Di sektor peralatan rumah tangga, perusahaan China Hisense Group kian dikenal. Produk-produk Hisense mulai dari televisi hingga kulkas semakin banyak ditemukan di toko-toko di negara itu yang telah lama dimonopoli oleh merek-merek lokal yang sudah mapan.
Pangsa Hisense di pasar TV Jepang mencapai 13,4 persen tahun lalu, menempati peringkat keempat. Jika termasuk merek TV Regza yang diakuisisi Hisense, pangsa pasarnya mencapai lebih dari 30 persen, menurut perusahaan riset BCN yang berbasis di Tokyo.
Li Wenli, manajer umum Hisense Jepang, mengaitkan kesuksesan besar Hisense di Jepang dengan sejumlah faktor, di antaranya keunggulan biaya, kerja sama dengan mitra lokal, dan strategi target pasar yang jelas yang berpusat pada permintaan konsumen dari usia 26 hingga 35 tahun.
Guna memenuhi kebutuhan para pelanggan Jepang yang sangat selektif, baik BYD dan Hisense mengadopsi pendekatan yang berbeda di negara itu.
Alih-alih menggunakan model penjualan daring (online) yang lebih efisien dan murah, BYD memutuskan untuk menggunakan model dealer offline.
Liu Xueliang, Manajer Umum Divisi Penjualan Mobil Asia-Pasifik BYD dan Presiden BYD Jepang, menjelaskan bahwa model dealer tradisional akan membantu menumbuhkan rasa kepercayaan di antara konsumen Jepang sekaligus menciptakan lebih banyak lapangan kerja lokal.
Demi memenangkan pelanggan Jepang, Hisense merancang ulang atau mengembangkan kembali produk-produknya di pasar tersebut.

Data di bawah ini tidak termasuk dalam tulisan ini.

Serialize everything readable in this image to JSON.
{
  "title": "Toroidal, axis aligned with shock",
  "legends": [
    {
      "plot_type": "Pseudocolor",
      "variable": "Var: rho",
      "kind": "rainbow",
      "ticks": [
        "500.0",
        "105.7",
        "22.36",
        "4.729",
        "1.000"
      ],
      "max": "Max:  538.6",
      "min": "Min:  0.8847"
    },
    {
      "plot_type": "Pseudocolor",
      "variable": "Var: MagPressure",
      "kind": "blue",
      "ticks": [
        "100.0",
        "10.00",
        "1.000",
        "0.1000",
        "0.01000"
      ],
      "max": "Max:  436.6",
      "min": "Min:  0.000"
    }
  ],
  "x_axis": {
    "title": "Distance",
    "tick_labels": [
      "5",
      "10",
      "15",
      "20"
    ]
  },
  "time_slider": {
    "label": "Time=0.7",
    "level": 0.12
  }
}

Perusahaan itu juga mendirikan pusat penelitian di Jepang guna mempelajari preferensi konsumen dan teknologi guna meningkatkan produknya.
Sementara lebih banyak perusahaan China yang bisnisnya mampu bertahan dari tahap pertama pengembangan di Jepang, mereka juga mengakui menemukan banyak tantangan untuk terus maju, seperti populasi di Jepang yang menua, persaingan sengit dengan perusahaan-perusahaan lokal, dan kurs mata uang yang tidak stabil.
Selain di sektor peralatan rumah tangga, Hisense juga secara aktif menjajaki peluang di area lain termasuk Internet of Things (IoT).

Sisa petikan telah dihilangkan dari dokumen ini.